AM: Every social media platform has shown that they are really bad at policing themselves. All of their attempts, especially Facebook’s, but not just Facebook, has been incredibly confused. The rollouts have been really strange. The people that they choose to ban from their services and the people they allow to stay can often be completely bizarre. I think we’re seeing that a lot of social media companies really just respond to public pressure and try to do whatever they can to get people to stop yelling at them. I also just fundamentally hate the idea of Facebook being left to police itself, for instance, because I think they’ve proven that they can’t do it. I think that social media bans in general inarguably make individual people less powerful. They are having an effect on Alex Jones’ audience, or Milo Yiannopoulos’ or Gavin McInnes’. Those people have less of an audience than they did, but I’m not sure that it actually does a whole lot to slow down the ideas that these people are promoting. I don’t think that there are fewer anti-vaccine conspiracy theories, for instance, or fewer anti-immigrant or white nationalists ones. I think it’s just sort of a matter of weakening individual people. So I don’t think that we have really come up with a satisfying explanation yet. And I would argue that a lot of the focus on social media bans is looking for sort of a technological solution to what is really a much more complex problem. So I think this is something we’re going to be arguing about for a long time, and I think, unfortunately, some of this is just coming far too late to begin with.

IN: On a lighter note, what is it about UFOs that makes them such an enduring obsession, even, as you note in the book, for politicians like former Senate Majority Leader Harry Reid?

AM: I think that the belief in aliens is one of the oldest and largest and sort of most stable conspiracy subcultures there is, not just in the U.S., but around the world. And some of that is due to just the sheer number of people who have seen something that they can’t explain, the amount of information that we have about governments researching UFOs, sometimes in secret, as with the case of the Department of Defense program that was revealed at the end of 2017. And some of it, too, is just because I think a lot of people believe that we are not alone in the universe, and are keenly interested in the idea of finding out who else is out there.

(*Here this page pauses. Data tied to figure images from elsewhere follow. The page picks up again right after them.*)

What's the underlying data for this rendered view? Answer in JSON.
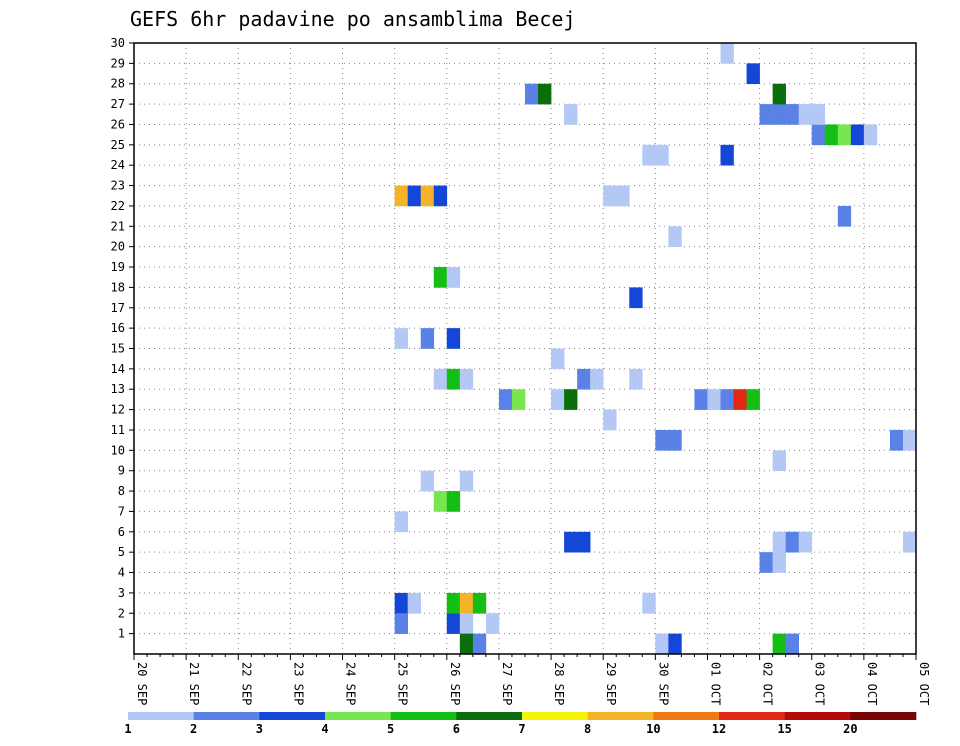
{
  "chart_data": {
    "type": "heatmap",
    "title": "GEFS 6hr padavine po ansamblima Becej",
    "xlabel": "",
    "ylabel": "",
    "x_ticks": [
      "20 SEP",
      "21 SEP",
      "22 SEP",
      "23 SEP",
      "24 SEP",
      "25 SEP",
      "26 SEP",
      "27 SEP",
      "28 SEP",
      "29 SEP",
      "30 SEP",
      "01 OCT",
      "02 OCT",
      "03 OCT",
      "04 OCT",
      "05 OCT"
    ],
    "y_ticks": [
      "1",
      "2",
      "3",
      "4",
      "5",
      "6",
      "7",
      "8",
      "9",
      "10",
      "11",
      "12",
      "13",
      "14",
      "15",
      "16",
      "17",
      "18",
      "19",
      "20",
      "21",
      "22",
      "23",
      "24",
      "25",
      "26",
      "27",
      "28",
      "29",
      "30"
    ],
    "xlim": [
      0,
      60
    ],
    "ylim": [
      0,
      30
    ],
    "time_step": "6hr",
    "grid": true,
    "legend": {
      "placement": "bottom",
      "labels": [
        "1",
        "2",
        "3",
        "4",
        "5",
        "6",
        "7",
        "8",
        "10",
        "12",
        "15",
        "20"
      ],
      "colors": [
        "#b4c8f5",
        "#5a82e6",
        "#1446d7",
        "#78e650",
        "#14be14",
        "#0a6e0a",
        "#f5f50a",
        "#f5b428",
        "#f07814",
        "#e12814",
        "#b40a0a",
        "#780505"
      ]
    },
    "levels": [
      1,
      2,
      3,
      4,
      5,
      6,
      7,
      8,
      10,
      12,
      15,
      20
    ],
    "cells": [
      {
        "step": 20,
        "member": 2,
        "level": 3
      },
      {
        "step": 20,
        "member": 1,
        "level": 2
      },
      {
        "step": 21,
        "member": 2,
        "level": 1
      },
      {
        "step": 24,
        "member": 1,
        "level": 3
      },
      {
        "step": 24,
        "member": 2,
        "level": 5
      },
      {
        "step": 25,
        "member": 2,
        "level": 8
      },
      {
        "step": 25,
        "member": 1,
        "level": 1
      },
      {
        "step": 25,
        "member": 0,
        "level": 6
      },
      {
        "step": 26,
        "member": 2,
        "level": 5
      },
      {
        "step": 26,
        "member": 0,
        "level": 2
      },
      {
        "step": 27,
        "member": 1,
        "level": 1
      },
      {
        "step": 39,
        "member": 2,
        "level": 1
      },
      {
        "step": 40,
        "member": 0,
        "level": 1
      },
      {
        "step": 41,
        "member": 0,
        "level": 3
      },
      {
        "step": 49,
        "member": 0,
        "level": 5
      },
      {
        "step": 50,
        "member": 0,
        "level": 2
      },
      {
        "step": 20,
        "member": 6,
        "level": 1
      },
      {
        "step": 23,
        "member": 7,
        "level": 4
      },
      {
        "step": 24,
        "member": 7,
        "level": 5
      },
      {
        "step": 22,
        "member": 8,
        "level": 1
      },
      {
        "step": 25,
        "member": 8,
        "level": 1
      },
      {
        "step": 49,
        "member": 9,
        "level": 1
      },
      {
        "step": 33,
        "member": 5,
        "level": 3
      },
      {
        "step": 34,
        "member": 5,
        "level": 3
      },
      {
        "step": 48,
        "member": 4,
        "level": 2
      },
      {
        "step": 49,
        "member": 5,
        "level": 1
      },
      {
        "step": 49,
        "member": 4,
        "level": 1
      },
      {
        "step": 50,
        "member": 5,
        "level": 2
      },
      {
        "step": 51,
        "member": 5,
        "level": 1
      },
      {
        "step": 59,
        "member": 5,
        "level": 1
      },
      {
        "step": 40,
        "member": 10,
        "level": 2
      },
      {
        "step": 41,
        "member": 10,
        "level": 2
      },
      {
        "step": 58,
        "member": 10,
        "level": 2
      },
      {
        "step": 59,
        "member": 10,
        "level": 1
      },
      {
        "step": 36,
        "member": 11,
        "level": 1
      },
      {
        "step": 28,
        "member": 12,
        "level": 2
      },
      {
        "step": 29,
        "member": 12,
        "level": 4
      },
      {
        "step": 32,
        "member": 12,
        "level": 1
      },
      {
        "step": 33,
        "member": 12,
        "level": 6
      },
      {
        "step": 43,
        "member": 12,
        "level": 2
      },
      {
        "step": 44,
        "member": 12,
        "level": 1
      },
      {
        "step": 45,
        "member": 12,
        "level": 2
      },
      {
        "step": 46,
        "member": 12,
        "level": 10
      },
      {
        "step": 47,
        "member": 12,
        "level": 5
      },
      {
        "step": 23,
        "member": 13,
        "level": 1
      },
      {
        "step": 24,
        "member": 13,
        "level": 5
      },
      {
        "step": 25,
        "member": 13,
        "level": 1
      },
      {
        "step": 34,
        "member": 13,
        "level": 2
      },
      {
        "step": 35,
        "member": 13,
        "level": 1
      },
      {
        "step": 38,
        "member": 13,
        "level": 1
      },
      {
        "step": 32,
        "member": 14,
        "level": 1
      },
      {
        "step": 20,
        "member": 15,
        "level": 1
      },
      {
        "step": 22,
        "member": 15,
        "level": 2
      },
      {
        "step": 24,
        "member": 15,
        "level": 3
      },
      {
        "step": 38,
        "member": 17,
        "level": 3
      },
      {
        "step": 23,
        "member": 18,
        "level": 5
      },
      {
        "step": 24,
        "member": 18,
        "level": 1
      },
      {
        "step": 41,
        "member": 20,
        "level": 1
      },
      {
        "step": 54,
        "member": 21,
        "level": 2
      },
      {
        "step": 20,
        "member": 22,
        "level": 8
      },
      {
        "step": 21,
        "member": 22,
        "level": 3
      },
      {
        "step": 22,
        "member": 22,
        "level": 8
      },
      {
        "step": 23,
        "member": 22,
        "level": 3
      },
      {
        "step": 36,
        "member": 22,
        "level": 1
      },
      {
        "step": 37,
        "member": 22,
        "level": 1
      },
      {
        "step": 39,
        "member": 24,
        "level": 1
      },
      {
        "step": 40,
        "member": 24,
        "level": 1
      },
      {
        "step": 45,
        "member": 24,
        "level": 3
      },
      {
        "step": 52,
        "member": 25,
        "level": 2
      },
      {
        "step": 53,
        "member": 25,
        "level": 5
      },
      {
        "step": 54,
        "member": 25,
        "level": 4
      },
      {
        "step": 55,
        "member": 25,
        "level": 3
      },
      {
        "step": 56,
        "member": 25,
        "level": 1
      },
      {
        "step": 33,
        "member": 26,
        "level": 1
      },
      {
        "step": 48,
        "member": 26,
        "level": 2
      },
      {
        "step": 49,
        "member": 26,
        "level": 2
      },
      {
        "step": 50,
        "member": 26,
        "level": 2
      },
      {
        "step": 51,
        "member": 26,
        "level": 1
      },
      {
        "step": 52,
        "member": 26,
        "level": 1
      },
      {
        "step": 30,
        "member": 27,
        "level": 2
      },
      {
        "step": 31,
        "member": 27,
        "level": 6
      },
      {
        "step": 49,
        "member": 27,
        "level": 6
      },
      {
        "step": 47,
        "member": 28,
        "level": 3
      },
      {
        "step": 45,
        "member": 29,
        "level": 1
      }
    ]
  }
}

At its most benign end, UFO and alien subcultures are really kind of a positive thing, because they really have to do with human curiosity about the rest of the universe and a real desire to look beyond what is going on in our day-to-day lives and reach out and touch something bigger and more mysterious than us. So, I have to say that my time with UFO books is definitely the most restful, and in some ways made me the most optimistic about the future of this country.